第10話 合うはすれ違いのはじめ

 部屋着に着替えてリビングに集合。ソファの上で缶ビールで乾杯。二人で同時にビールをあおり、なんとなく目を合わせる。


「なんか変な感じ。菅原くんと二人で飲むなんて」


 ビール缶を片手にそう言うと彼が「それはこっちのセリフ」と応じた。


 このリビングからの夜景はやはり予想していた通り圧巻だ。黒いカーペットの上にスパンコールをぶちまけたような景色が一面に広がっている。


「ねえ、照明落としてもいい?」


 尋ねると彼はどうぞと言うように照明の絞りボタンを指さした。


 部屋がほぼ真っ暗になると外の明かりが一層映える。あっちが光ればこっちが光る。光が互いに呼び合い反射しあっているようだ。


「綺麗」


 膝を胸の前で抱えてソファの上に座り、その夜景を堪能する。見つめているうちに光が溶け合って自分もあの風景に吸い込まれてしまうような錯覚に陥る。


「女の人ってやたら夜景好きだよね」


 この部屋の主が冷めきった声でそうこぼした。


「なんかさ、焚き火ってずっと見てられるでしょ? あれと一緒な感じ」


 言うと、「ふーん」とつまらなそうな声。しかし横目で見ると彼の視線も夜景にくぎ付けだ。


「綺麗な風景見ると殺伐とした気持ちが洗われるよね」


 さっきまでちくちくとげとげしていた心が柔らかい筆でゆっくりなでられて落ち着きを取り戻していく様。


 彼の視線がこちらに動く気配を感じる。


「殺伐としてたの? 元彼のことでも思い出してた?」


 言われて、今それは忘れてたのに、と沙智は半眼になった。


「そっちじゃなくて昼に会社でちょっとね」


 空になったビール缶をテーブルに置いて新しい缶を開ける。


「私さ、今まで周りとうまくやってきたと思ってたの。
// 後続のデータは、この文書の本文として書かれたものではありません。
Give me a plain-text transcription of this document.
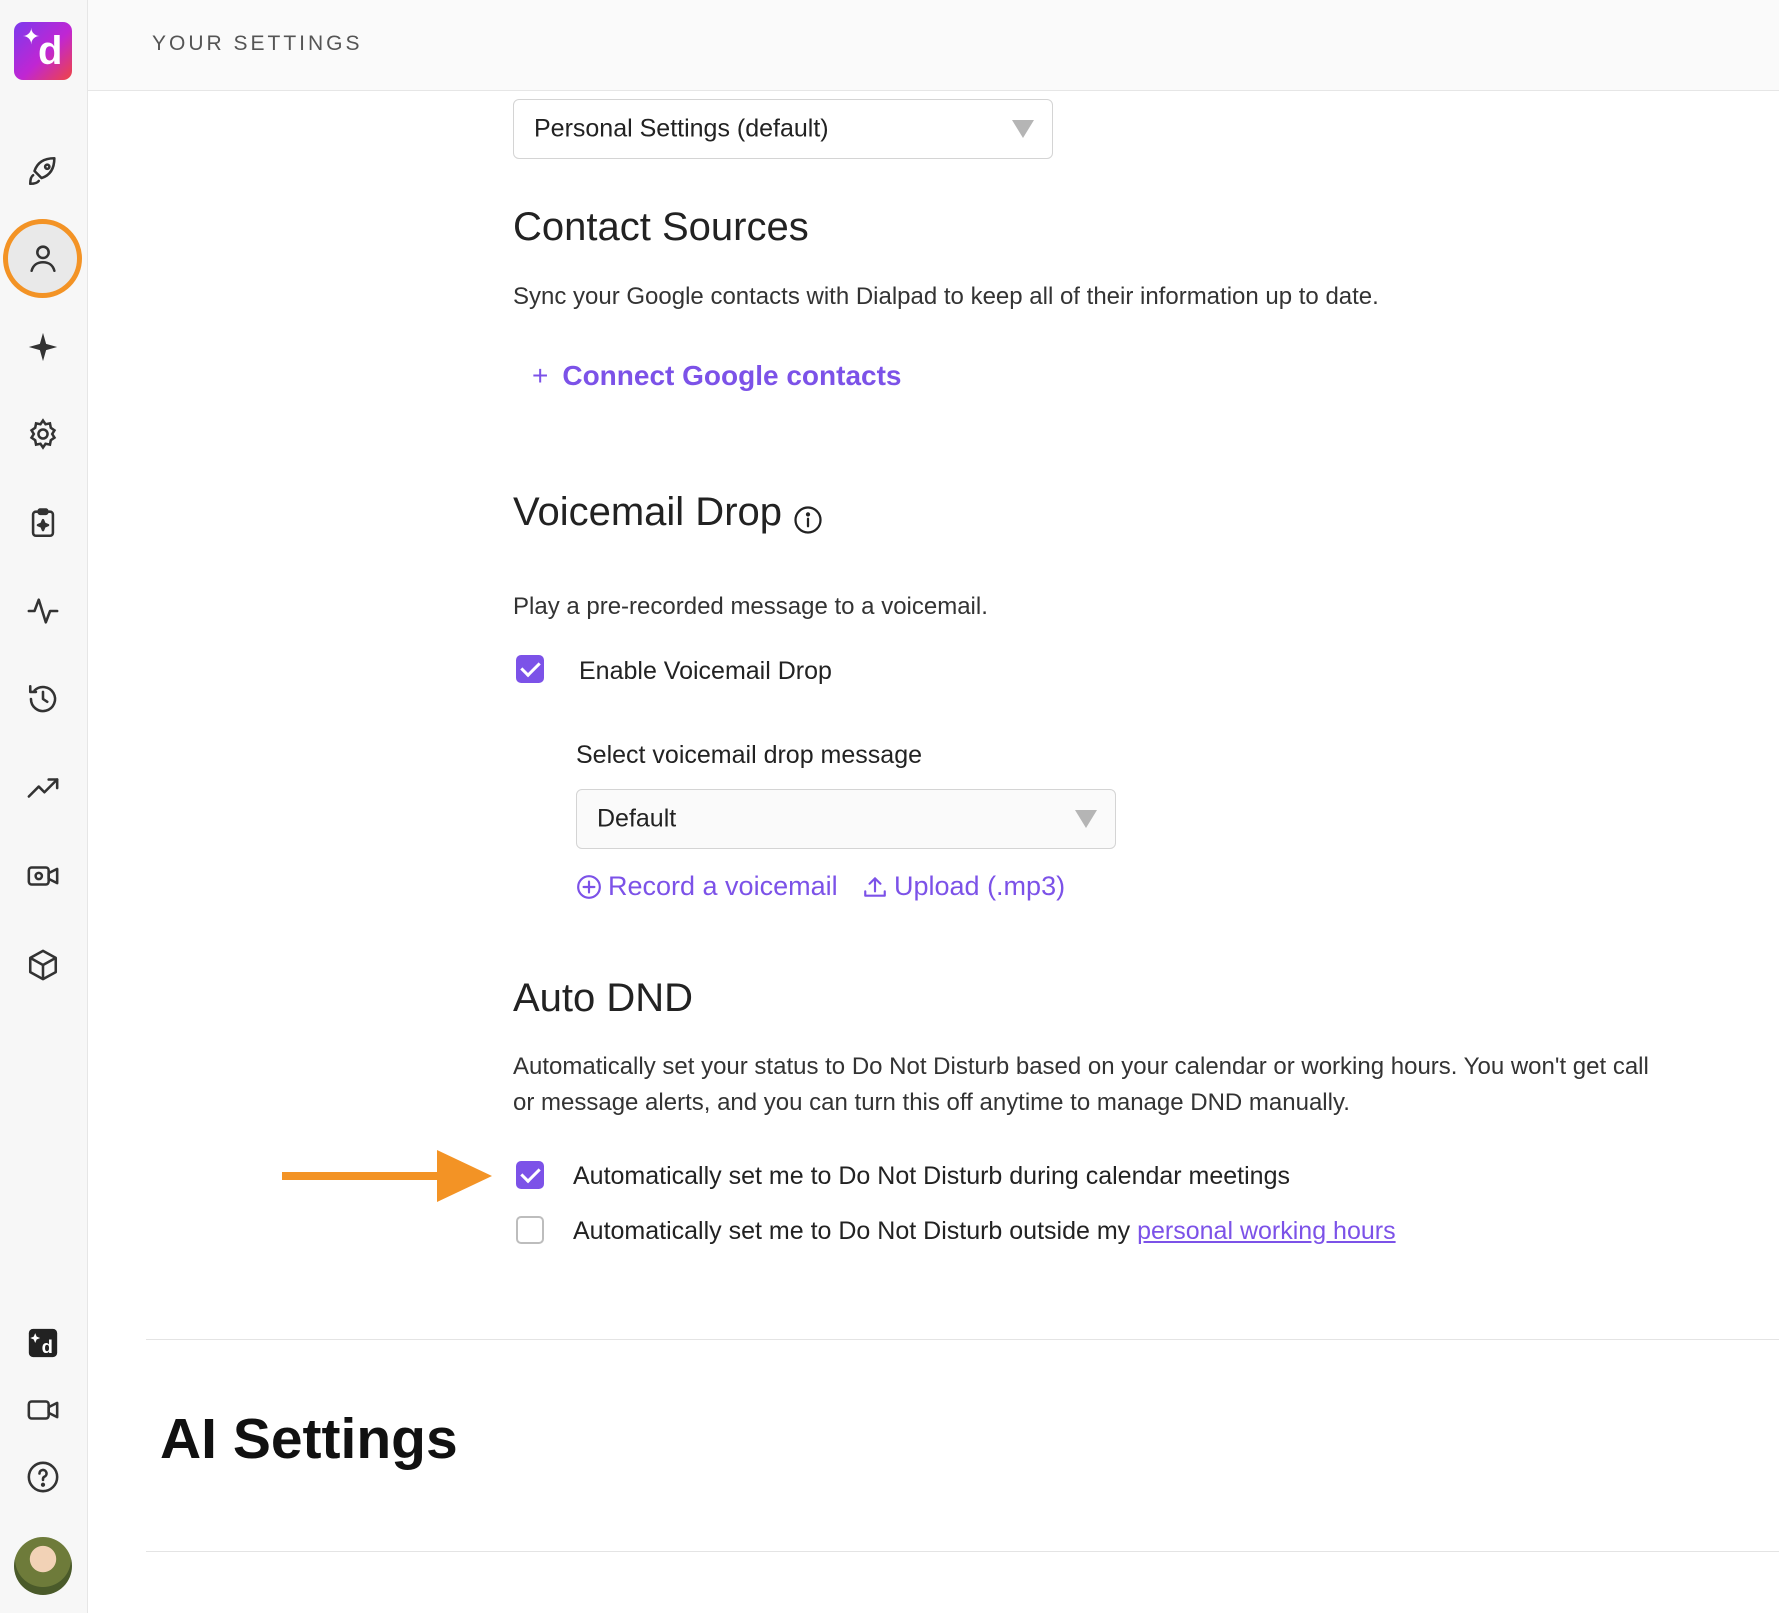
✦
d
d
YOUR SETTINGS
Personal Settings (default)
Contact Sources
Sync your Google contacts with Dialpad to keep all of their information up to date.
+ Connect Google contacts
Voicemail Drop
Play a pre-recorded message to a voicemail.
Enable Voicemail Drop
Select voicemail drop message
Default
Record a voicemail Upload (.mp3)
Auto DND
Automatically set your status to Do Not Disturb based on your calendar or working hours. You won't get call
or message alerts, and you can turn this off anytime to manage DND manually.
Automatically set me to Do Not Disturb during calendar meetings
Automatically set me to Do Not Disturb outside my personal working hours
AI Settings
後輩からは慕われるまでいかなくても疎まれない程度に、先輩や上司からは睨まれないように」


 彼は聞いているのかいないのか、黙ったまま手の中のビール缶を弄んでいる。


「自分では良い距離感でやってると思ってたんだけどなー」


 抱えた膝に顔をうずめる。バーにいたときは強がって忘れたふりができたのに、ここに戻ってきたらなんだか弱気な自分が心からひょっこり顔を出している。


 昼に聞いた後輩たちの話が生々しいまでに思い出される。耳の中で彼女たちの嘲笑が鳴り響いているみたいだ。


 適度な距離は取っていたけど、彼女たちだって沙智なりに可愛がってきたつもりだった。見下したり馬鹿にしたことなんてない。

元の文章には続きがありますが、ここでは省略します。